Habit 6 – Negative Thinking Patterns
As a caregiver, it is very easy to fall down the negative rabbit hole. Negative thinking patterns can drain your energy and affect your mental and emotional well-being. Constantly focusing on negative thoughts and self-criticism can create a cycle of stress and fatigue. Deliberately practicing positive thinking and self-compassion can help break this cycle. Try to reframe negative thoughts and focus on what you can control. Engaging in activities that promote positivity, such as gratitude journaling, can also boost your energy and improve your outlook.
Habit 7 -Time Management
This one is really tough for caregivers because we are constantly responding to our loved ones needs. That in itself can lead to feelings of overwhelm and constant rushing, which drains your energy. When you do have a few minutes, think about time management strategies, such as prioritizing tasks. Is the main goal keeping loved one safe, secure, warm and fed? Or is it providing supervised activity, driving to appointments, preparing pureed meals? We can only do so much in day. And some days, it is okay to say no, I cannot take on another chore. Knowing your limits and setting realistic goals, can help you manage your workload more effectively. This approach can reduce stress a great deal. It also helps you decide when to ask for help and determine what you need that help to look like.
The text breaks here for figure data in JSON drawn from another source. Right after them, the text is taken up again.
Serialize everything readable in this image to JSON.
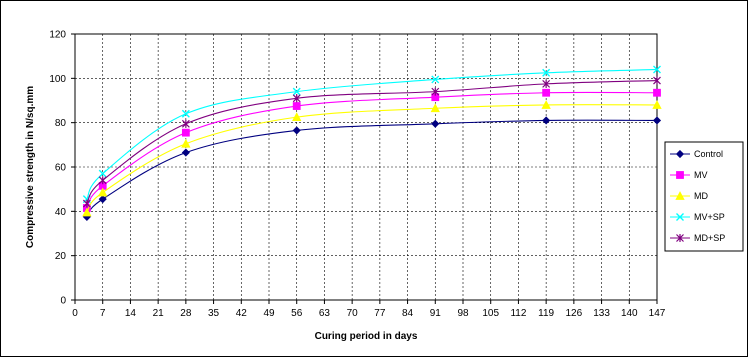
{
  "chart_data": {
    "type": "line",
    "title": "",
    "xlabel": "Curing period in days",
    "ylabel": "Compressive strength in N/sq.mm",
    "xlim": [
      0,
      147
    ],
    "ylim": [
      0,
      120
    ],
    "xticks": [
      0,
      7,
      14,
      21,
      28,
      35,
      42,
      49,
      56,
      63,
      70,
      77,
      84,
      91,
      98,
      105,
      112,
      119,
      126,
      133,
      140,
      147
    ],
    "yticks": [
      0,
      20,
      40,
      60,
      80,
      100,
      120
    ],
    "grid": "dashed",
    "legend_position": "right",
    "x": [
      3,
      7,
      28,
      56,
      91,
      119,
      147
    ],
    "series": [
      {
        "name": "Control",
        "values": [
          37.5,
          45.5,
          66.5,
          76.5,
          79.5,
          81.0,
          81.0
        ],
        "color": "#000080",
        "marker": "diamond"
      },
      {
        "name": "MV",
        "values": [
          41.5,
          51.5,
          75.5,
          87.5,
          91.5,
          93.5,
          93.5
        ],
        "color": "#ff00ff",
        "marker": "square"
      },
      {
        "name": "MD",
        "values": [
          39.5,
          48.5,
          70.5,
          82.5,
          86.5,
          88.0,
          88.0
        ],
        "color": "#ffff00",
        "marker": "triangle"
      },
      {
        "name": "MV+SP",
        "values": [
          45.5,
          57.0,
          84.0,
          94.0,
          99.5,
          102.5,
          104.0
        ],
        "color": "#00ffff",
        "marker": "x"
      },
      {
        "name": "MD+SP",
        "values": [
          43.5,
          54.0,
          79.5,
          91.0,
          94.0,
          97.5,
          99.0
        ],
        "color": "#800080",
        "marker": "star"
      }
    ]
  }
}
Habit 8 – Unproductive Leisure Activities
Spending too much time on unproductive leisure activities, such as excessive TV watching or mindless scrolling on social media, can leave you feeling drained rather than refreshed. These activities often provide little mental stimulation and can lead to feelings of guilt or dissatisfaction. Instead, engage in leisure activities that are more fulfilling, such as reading, exercising, or pursuing a hobby. Productive leisure activities can help recharge your energy and improve your overall well-being.